Session 5 Chair: Annie M. Jarabek
National Center for Environmental Assessment (NCEA)
Senior Science Advisor
Realizing the promise of emerging biomedical resources requires coherent application of the comprehensive and diverse data that reflect rapid advances in novel measurement technologies and computational modeling. Scientific inquiry and research productivity in this era has been described as relying on observations related to the “3 V’s”: “Volume” (big), “Velocity” (fast – both with respect to measurement and computing), and Variety (multiple sources) and has recently focused attention on “rigor and reproducibility” https://www.ncbi.nlm.nih.gov/pubmed/26811418). Further, data sharing that enables interdisciplinary collaboration among experimental biologists, statisticians, and computational modelers is key to making effective use of such data. Thus, good data management is foundational to supporting discovery, innovation, knowledge, and subsequent reuse and translation to actionable information.
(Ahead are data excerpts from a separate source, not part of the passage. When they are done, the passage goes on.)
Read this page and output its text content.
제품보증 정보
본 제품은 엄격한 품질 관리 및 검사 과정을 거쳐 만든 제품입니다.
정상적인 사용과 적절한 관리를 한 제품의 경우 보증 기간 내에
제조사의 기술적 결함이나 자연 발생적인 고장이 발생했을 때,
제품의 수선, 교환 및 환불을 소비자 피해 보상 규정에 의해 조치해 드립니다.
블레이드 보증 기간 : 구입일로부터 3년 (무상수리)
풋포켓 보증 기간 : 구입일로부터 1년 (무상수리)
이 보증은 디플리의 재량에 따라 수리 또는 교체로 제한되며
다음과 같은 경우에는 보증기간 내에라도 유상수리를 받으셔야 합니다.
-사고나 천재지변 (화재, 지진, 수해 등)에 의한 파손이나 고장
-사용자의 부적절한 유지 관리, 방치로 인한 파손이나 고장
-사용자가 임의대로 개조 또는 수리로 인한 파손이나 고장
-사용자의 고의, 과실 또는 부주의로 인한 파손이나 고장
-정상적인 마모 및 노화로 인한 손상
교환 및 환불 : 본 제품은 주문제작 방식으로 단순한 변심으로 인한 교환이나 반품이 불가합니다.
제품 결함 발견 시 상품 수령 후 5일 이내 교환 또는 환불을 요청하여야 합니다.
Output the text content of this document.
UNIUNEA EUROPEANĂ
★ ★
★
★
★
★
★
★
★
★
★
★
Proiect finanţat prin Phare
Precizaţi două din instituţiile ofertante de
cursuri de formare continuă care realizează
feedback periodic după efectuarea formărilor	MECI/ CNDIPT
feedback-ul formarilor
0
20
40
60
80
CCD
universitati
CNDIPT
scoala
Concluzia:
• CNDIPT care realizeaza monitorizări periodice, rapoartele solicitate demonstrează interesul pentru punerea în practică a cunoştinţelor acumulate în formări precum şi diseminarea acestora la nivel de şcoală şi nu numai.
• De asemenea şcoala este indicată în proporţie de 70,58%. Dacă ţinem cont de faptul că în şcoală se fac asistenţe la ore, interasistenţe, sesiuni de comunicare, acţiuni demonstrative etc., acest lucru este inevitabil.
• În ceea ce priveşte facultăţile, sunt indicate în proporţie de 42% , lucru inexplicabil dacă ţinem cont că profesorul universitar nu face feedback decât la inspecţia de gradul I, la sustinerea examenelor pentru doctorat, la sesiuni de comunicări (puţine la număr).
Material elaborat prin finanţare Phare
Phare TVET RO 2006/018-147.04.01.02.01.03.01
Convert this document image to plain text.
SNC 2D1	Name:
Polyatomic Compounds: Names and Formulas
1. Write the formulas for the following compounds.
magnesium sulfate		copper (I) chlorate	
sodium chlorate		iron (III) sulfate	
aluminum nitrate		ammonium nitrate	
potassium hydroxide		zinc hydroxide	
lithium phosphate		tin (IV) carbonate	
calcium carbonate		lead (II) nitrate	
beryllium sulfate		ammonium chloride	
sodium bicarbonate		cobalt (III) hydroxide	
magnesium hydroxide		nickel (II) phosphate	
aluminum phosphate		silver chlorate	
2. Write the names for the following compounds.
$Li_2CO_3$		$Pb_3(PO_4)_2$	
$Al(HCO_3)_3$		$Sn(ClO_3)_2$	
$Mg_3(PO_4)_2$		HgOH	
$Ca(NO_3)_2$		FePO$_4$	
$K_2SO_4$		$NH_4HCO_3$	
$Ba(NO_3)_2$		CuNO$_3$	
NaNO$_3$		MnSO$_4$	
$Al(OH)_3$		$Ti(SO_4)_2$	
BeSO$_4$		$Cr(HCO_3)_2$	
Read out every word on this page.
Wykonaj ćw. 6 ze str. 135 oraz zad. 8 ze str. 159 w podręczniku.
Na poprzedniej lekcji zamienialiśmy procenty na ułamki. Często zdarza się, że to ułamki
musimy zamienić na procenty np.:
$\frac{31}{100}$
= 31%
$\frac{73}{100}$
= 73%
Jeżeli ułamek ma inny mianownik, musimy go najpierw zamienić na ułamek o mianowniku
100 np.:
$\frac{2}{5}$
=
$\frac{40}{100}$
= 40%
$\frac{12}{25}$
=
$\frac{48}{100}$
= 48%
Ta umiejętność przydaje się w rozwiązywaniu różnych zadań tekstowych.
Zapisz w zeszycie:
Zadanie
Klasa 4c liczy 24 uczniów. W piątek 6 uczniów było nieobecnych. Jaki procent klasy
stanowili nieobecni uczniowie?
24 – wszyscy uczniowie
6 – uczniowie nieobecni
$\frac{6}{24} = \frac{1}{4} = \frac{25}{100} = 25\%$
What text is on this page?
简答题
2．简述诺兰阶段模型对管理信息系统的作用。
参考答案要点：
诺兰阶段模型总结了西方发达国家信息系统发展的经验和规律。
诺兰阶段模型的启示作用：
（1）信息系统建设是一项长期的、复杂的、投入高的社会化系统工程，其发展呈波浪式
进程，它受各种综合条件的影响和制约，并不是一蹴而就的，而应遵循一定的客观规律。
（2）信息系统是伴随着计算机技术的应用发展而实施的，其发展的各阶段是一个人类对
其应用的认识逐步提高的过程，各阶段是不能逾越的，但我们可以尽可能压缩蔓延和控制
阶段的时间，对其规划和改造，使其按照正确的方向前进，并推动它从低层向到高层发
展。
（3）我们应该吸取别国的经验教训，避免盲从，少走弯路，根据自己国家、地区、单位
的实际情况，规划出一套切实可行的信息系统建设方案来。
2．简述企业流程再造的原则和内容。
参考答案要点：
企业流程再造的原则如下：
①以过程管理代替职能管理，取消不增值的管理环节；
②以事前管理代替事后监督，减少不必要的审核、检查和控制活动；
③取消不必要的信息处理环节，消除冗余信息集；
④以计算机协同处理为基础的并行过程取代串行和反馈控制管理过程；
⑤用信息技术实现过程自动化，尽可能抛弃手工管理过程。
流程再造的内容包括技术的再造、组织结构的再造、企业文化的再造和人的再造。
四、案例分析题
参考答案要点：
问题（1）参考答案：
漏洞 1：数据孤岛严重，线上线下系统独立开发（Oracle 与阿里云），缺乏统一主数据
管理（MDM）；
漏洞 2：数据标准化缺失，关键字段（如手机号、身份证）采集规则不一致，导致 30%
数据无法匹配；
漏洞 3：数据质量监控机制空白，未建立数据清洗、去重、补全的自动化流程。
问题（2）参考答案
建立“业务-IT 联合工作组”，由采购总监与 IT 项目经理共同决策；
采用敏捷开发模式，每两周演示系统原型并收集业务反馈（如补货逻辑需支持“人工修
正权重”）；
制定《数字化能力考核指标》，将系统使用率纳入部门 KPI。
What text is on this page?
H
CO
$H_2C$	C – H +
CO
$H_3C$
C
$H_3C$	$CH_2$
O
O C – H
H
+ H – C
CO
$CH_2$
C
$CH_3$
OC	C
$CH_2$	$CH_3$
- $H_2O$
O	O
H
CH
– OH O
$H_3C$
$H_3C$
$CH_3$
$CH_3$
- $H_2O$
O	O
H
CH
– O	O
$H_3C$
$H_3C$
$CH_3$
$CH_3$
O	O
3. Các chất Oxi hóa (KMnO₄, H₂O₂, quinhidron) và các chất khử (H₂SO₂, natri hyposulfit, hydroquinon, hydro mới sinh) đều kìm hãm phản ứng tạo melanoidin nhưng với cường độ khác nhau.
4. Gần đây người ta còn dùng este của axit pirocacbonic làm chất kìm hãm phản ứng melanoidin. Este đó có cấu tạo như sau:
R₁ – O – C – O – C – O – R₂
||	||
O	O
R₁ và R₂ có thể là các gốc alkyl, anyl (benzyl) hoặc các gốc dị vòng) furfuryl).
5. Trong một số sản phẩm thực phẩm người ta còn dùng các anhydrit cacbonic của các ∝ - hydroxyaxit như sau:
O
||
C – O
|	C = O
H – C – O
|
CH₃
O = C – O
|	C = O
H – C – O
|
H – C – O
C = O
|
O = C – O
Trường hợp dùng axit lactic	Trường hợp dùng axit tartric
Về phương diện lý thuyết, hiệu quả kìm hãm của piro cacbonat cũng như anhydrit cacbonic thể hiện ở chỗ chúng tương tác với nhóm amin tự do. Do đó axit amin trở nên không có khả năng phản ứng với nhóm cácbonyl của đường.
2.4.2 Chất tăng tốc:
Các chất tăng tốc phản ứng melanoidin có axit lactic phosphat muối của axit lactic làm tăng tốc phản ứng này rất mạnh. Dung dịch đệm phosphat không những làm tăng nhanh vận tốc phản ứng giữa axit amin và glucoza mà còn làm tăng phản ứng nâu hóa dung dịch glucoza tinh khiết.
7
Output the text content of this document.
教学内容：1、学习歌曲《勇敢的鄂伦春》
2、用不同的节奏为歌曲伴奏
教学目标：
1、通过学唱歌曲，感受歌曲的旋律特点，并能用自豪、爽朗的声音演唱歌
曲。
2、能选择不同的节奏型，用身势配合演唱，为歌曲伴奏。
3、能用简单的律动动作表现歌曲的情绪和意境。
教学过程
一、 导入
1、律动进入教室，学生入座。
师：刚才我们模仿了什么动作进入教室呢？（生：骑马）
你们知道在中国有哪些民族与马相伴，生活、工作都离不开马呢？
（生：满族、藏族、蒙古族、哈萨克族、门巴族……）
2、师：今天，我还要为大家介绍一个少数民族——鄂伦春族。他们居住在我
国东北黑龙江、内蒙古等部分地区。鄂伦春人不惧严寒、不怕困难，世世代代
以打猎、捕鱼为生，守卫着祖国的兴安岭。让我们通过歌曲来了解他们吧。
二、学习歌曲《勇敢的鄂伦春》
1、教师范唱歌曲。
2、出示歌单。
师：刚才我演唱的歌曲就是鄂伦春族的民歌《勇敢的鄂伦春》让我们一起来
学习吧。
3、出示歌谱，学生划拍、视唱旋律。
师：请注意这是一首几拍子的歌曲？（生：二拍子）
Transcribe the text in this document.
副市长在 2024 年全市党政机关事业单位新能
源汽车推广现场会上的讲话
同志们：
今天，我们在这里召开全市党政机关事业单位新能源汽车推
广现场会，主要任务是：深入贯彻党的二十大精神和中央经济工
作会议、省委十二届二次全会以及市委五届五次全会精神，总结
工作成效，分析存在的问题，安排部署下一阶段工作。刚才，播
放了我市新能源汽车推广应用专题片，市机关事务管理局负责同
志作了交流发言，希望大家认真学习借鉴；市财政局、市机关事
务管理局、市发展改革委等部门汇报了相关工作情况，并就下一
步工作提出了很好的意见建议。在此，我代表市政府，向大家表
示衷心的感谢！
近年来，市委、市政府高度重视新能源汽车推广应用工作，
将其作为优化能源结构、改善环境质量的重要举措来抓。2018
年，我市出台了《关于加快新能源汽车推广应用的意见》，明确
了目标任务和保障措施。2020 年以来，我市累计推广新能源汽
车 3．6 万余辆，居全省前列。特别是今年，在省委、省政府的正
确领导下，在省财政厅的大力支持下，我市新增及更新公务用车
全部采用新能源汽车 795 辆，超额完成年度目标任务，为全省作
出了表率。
Beyond proper collection, quality control, curation, annotation, and archiving, it is now necessary to extend principles of reporting such as that of the Standard for Exchange of Nonclinical Data (SEND) and the Minimum Information about Microarray Experiment (MIAME) standard, to the characterization of meta-data that describe the components of the “cyberinfrastructure” and elucidate details of “what and how” the data or models were designed, created and used in analysis. Guiding principles (FAIR – Findable, Accessible, Interoperable, and Reusable) that support both manual or automated discovery and exploration have been proposed and are evolving to support good data stewardship (https://www.ncbi.nlm.nih.gov/pmc/articles/PMC4792175/pdf/sdata201618.pdf). Data formats, description of the data pipeline and workflows are recognized as a means to implement these principles, increase the utility of data, and sustain databases and repositories. This session provides examples of such work flows in several specific application areas to illustrate the needed components as well as the advantages to the adoption of data sharing approaches.